On Mon, Mar 13, 2017 at 11:45:00AM +0000, dexter [REDMINE] wrote:

Integrating this seemed to be easy on the first look. After examining
the part that uses SSE we (neels and me) even found that we can skip
having function pointers. An extra If would only add very minimal
extra cost.

Where is the problem with function pointers? All the code that is doing
codec-selection that I've seen (e.g. in ffmpeg libavcodec) is doing it
this way, so hence my normal approach would be to do it like the others
do it, who have been doing runtime selection of cpu optimizations for
decades.

For example, see ffmpeg/libavcodec/x86/vp8dsp_init.c

They basically first assign the function pointer to the most generic
implementation, and then check for specific cpu features (in order of
"recentness" such as SSE level) and overwrite those function pointers.
That's code that runs once at startup, and which is fairly simple.

  • The detection of the SSE level works perfectly fine. On my machine
    and on the APU - no problem here.

good.

  • Trouble starts when compiling the code on the APU, that should work,
    but it complains that the platform does not support the SSE features.
    Even then when the relevant compiler switches (-msse4.1) is set.

What is the exact error message[s]? Without those, it's hard to search
for any references and try to help you.

  • Also, and that worries me most, is that if we turn on SSE4.1
    support, the compiler will apply this to all sources, it will probably
    infer SSE4.1 based optimizations in other parts of the code and render
    the result incompatible.

What about not compiling all of the code with that flag, but only the
'codec' part (convolve.c, convert.c, ...)?

In my opinion, the only way to do this properly is to compile all
common parts without SSE, or at least with the lowest SSE level that
the is supported by all x64 CPUs.

sure.

The specific parts would then be splitted into SSE3, SSE4.1 and NO-SSE
and compiled separately with the correct SSE-Level.
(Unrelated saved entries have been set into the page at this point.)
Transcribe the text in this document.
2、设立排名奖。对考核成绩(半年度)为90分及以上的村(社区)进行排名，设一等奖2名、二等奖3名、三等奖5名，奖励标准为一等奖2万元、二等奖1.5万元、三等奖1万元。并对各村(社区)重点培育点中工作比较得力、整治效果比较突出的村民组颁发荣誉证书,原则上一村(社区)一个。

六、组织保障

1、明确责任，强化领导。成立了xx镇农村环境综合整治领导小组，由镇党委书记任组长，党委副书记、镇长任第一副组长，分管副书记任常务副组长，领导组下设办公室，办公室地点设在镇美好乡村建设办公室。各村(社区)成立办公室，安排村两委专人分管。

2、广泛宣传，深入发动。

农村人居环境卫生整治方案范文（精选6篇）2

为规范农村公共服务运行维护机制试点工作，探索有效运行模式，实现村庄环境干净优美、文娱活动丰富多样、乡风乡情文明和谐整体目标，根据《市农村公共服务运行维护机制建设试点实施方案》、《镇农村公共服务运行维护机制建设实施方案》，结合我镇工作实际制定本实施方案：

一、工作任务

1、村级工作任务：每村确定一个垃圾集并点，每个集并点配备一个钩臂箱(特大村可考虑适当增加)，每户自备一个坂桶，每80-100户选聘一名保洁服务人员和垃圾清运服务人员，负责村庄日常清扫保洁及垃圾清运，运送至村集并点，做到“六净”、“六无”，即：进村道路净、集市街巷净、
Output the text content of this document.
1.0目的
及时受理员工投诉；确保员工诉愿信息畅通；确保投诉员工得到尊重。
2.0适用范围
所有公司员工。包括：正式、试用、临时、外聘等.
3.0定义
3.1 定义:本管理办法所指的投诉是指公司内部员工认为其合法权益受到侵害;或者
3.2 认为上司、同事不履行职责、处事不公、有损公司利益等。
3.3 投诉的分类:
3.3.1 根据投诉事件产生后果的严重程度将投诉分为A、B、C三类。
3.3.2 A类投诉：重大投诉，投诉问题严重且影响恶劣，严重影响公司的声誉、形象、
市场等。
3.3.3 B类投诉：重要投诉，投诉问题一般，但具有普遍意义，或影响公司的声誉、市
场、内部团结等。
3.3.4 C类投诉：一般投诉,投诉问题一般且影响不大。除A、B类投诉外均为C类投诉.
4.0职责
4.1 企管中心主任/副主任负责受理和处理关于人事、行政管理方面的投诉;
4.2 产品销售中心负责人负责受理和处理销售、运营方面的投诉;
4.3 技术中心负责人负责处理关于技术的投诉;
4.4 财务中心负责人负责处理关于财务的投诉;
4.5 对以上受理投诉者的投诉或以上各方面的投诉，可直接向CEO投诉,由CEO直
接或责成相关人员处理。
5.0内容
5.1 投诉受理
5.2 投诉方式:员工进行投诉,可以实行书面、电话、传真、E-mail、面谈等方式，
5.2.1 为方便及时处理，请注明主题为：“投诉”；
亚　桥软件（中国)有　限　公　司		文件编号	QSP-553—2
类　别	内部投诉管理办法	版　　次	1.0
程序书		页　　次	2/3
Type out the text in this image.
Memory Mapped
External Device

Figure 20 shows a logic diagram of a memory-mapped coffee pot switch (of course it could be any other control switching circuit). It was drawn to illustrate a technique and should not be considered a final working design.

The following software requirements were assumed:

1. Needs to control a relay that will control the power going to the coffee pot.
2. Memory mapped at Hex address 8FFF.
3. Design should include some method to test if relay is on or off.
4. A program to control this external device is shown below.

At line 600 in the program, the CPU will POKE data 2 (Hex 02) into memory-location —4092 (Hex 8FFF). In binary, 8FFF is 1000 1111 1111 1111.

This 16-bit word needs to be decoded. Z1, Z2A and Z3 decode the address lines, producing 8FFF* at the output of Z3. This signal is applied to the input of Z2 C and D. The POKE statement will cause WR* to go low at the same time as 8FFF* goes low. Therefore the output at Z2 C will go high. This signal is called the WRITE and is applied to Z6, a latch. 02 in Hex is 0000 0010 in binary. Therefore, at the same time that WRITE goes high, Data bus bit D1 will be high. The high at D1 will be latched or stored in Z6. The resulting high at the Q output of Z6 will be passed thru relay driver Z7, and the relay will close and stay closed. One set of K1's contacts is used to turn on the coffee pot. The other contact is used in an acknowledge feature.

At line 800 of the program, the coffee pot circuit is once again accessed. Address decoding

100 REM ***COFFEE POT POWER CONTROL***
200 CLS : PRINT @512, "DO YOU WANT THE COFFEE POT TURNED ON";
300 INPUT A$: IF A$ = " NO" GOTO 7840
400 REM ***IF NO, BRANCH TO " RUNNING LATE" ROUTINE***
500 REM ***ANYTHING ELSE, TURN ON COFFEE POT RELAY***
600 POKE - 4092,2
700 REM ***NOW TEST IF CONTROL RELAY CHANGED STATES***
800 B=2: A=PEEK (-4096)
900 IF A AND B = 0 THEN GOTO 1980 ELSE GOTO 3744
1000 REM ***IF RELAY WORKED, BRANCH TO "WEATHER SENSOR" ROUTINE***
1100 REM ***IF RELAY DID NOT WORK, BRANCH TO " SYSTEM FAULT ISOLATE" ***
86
The CPU runtime
detection than always selects the right code by either assigning
pointers or having an extra IF.

exactly.

I hope I am wrong here, because splitting it all up will introduce
code duplication (how to avoid that?), not to mention the difficulties
with automake.

Where is the code duplication? You have code that is currently
#ifdef'ed in/out based on compile-time detection of SSE support. All
you're doing is splitting this code up in a way that you compile all of
it in all cases, even on "older" CPUs on the build host, and then select
the specific implementation at runtime.

And which difficulties with automake are you referring to? Automake is
not really involved anymore if you compile the code the same way on all
build hosts and only decide at runtime?

Actions #16

Updated by laforge about 7 years ago

Hi Dexter,

On Mon, Mar 13, 2017 at 11:45:00AM +0000, dexter [REDMINE] wrote:

  • Trouble starts when compiling the code on the APU, that should work,
    but it complains that the platform does not support the SSE features.
    Even then when the relevant compiler switches (-msse4.1) is set.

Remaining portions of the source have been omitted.